The Caiplie Caves offers subdued poetry. "I like it at sea level." The words, the ideas, the passion, everything about the poems is subdued, understated, reserved, except for the "fuck” derivatives sprinkled here and there, which, too, produce little commotion. "In this territory/also known as Fuck You. Your home town/is now my home town." "The sea is neither animal/nor god. Won't be tamed or appeased." "I wanted an answer, not a choice, it's too late in life."

Poem after poem, line after line, the words flow with unpretentious sobriety. "one's self is not a well from which to draw endlessly." The poems host no emotional roller coasters, no rides, no swings, no drinking or kissing or lovemaking. There's nothing shocking (impious) to jolt the readers out of their emotive homeostasis. "My love (a tenant) . . ./sweeps droppings/from the paved deck like an owner with his whole heart."

"When I woke, my throat was raw, as if I'd shouted all night, or sung/Which I might have done, I don't remember, I was so high." Here, "high" does not necessarily mean intoxication.
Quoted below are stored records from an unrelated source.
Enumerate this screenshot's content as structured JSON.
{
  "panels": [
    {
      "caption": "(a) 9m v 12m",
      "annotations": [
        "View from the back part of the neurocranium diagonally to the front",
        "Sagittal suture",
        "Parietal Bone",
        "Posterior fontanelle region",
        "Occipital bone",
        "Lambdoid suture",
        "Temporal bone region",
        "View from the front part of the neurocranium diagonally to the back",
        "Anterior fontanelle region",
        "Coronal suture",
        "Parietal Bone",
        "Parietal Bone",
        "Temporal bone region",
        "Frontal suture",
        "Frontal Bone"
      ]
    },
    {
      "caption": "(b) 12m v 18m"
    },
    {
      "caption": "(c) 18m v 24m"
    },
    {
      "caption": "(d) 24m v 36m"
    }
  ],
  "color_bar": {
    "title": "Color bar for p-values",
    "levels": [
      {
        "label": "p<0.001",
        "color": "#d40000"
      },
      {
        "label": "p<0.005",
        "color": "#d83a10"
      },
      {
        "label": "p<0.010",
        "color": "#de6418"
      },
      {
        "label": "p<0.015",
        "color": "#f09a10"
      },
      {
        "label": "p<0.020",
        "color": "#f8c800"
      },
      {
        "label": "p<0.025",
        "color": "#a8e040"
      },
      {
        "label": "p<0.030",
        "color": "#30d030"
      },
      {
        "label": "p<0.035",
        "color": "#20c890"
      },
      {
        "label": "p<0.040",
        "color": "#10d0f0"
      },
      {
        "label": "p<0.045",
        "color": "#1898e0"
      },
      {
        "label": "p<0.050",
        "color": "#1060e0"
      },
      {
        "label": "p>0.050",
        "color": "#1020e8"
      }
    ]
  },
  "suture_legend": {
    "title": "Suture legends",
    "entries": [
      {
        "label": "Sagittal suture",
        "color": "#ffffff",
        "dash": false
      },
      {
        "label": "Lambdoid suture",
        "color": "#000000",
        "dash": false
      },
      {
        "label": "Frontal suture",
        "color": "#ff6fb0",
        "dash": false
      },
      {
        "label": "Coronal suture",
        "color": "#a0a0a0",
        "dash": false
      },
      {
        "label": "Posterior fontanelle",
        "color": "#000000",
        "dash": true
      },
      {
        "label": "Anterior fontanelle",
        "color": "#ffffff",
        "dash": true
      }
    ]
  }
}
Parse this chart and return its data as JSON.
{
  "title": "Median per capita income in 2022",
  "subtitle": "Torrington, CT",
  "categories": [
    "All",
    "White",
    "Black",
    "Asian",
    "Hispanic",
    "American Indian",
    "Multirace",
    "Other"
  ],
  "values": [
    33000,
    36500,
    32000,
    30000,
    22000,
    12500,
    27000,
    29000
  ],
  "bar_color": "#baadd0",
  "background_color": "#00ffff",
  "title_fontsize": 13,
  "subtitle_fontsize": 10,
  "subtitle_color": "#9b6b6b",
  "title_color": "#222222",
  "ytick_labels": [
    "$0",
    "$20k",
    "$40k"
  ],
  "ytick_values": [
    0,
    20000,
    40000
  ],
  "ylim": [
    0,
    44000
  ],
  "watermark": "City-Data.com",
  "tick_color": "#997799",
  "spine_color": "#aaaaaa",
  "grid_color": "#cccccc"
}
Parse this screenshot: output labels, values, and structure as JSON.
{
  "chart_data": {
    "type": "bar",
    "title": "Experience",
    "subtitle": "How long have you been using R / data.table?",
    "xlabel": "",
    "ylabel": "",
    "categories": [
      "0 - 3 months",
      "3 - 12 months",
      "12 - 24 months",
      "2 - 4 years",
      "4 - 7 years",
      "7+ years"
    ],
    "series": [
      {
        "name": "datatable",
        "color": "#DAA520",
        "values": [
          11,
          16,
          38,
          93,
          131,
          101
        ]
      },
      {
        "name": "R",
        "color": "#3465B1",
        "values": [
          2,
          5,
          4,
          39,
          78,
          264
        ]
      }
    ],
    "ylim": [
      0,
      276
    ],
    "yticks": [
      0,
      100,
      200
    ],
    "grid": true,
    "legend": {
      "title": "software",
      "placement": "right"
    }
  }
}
A few lines in the poems express anti-capitalist ethos. "This performance of ‘I Want My Fucking Money’/broadcast live from the street will conclude/when the last human being on earth/has perished." "The robin never flew again,/bound as it was to Kentigern by debt." A few lines protest the harvesting of trees from the forest. "I saw trees turn into ships, and sail away." A few lines remonstrate climate change. "How can he sleep in such cold/Face up or face down/In sheets of fuel/The unbreathable aftermath."

For nutrition-conscious readers, there are "sugar" lines embedded in the Caiplie poems. "Are they converting/sugars of their loneliness/to conviction?" Gnawing on donuts in downtimes of nervousness, no reader would resent the cautionary note "but I'm afraid I'm not good/ for anything right now/feasting on simple sugars of my indecision. . . ."

Solie writes first-rate poetry, clean of clichés, free of thickheaded imagery, demonstrating good heartedness, reveling in diluted mysticism, drawing on inconsequential stories from the shores of Scotland. Most humans lead lives in the daily hustle and bustle, far away from any hermitage. The Caiplie caves are ordinary rocks, not as renowned as the Stonehenge. Still, Solie's poetry is as refreshing as are the words of lovers who meet for the first time and etch their hearts in the stone of the Caiplie caves.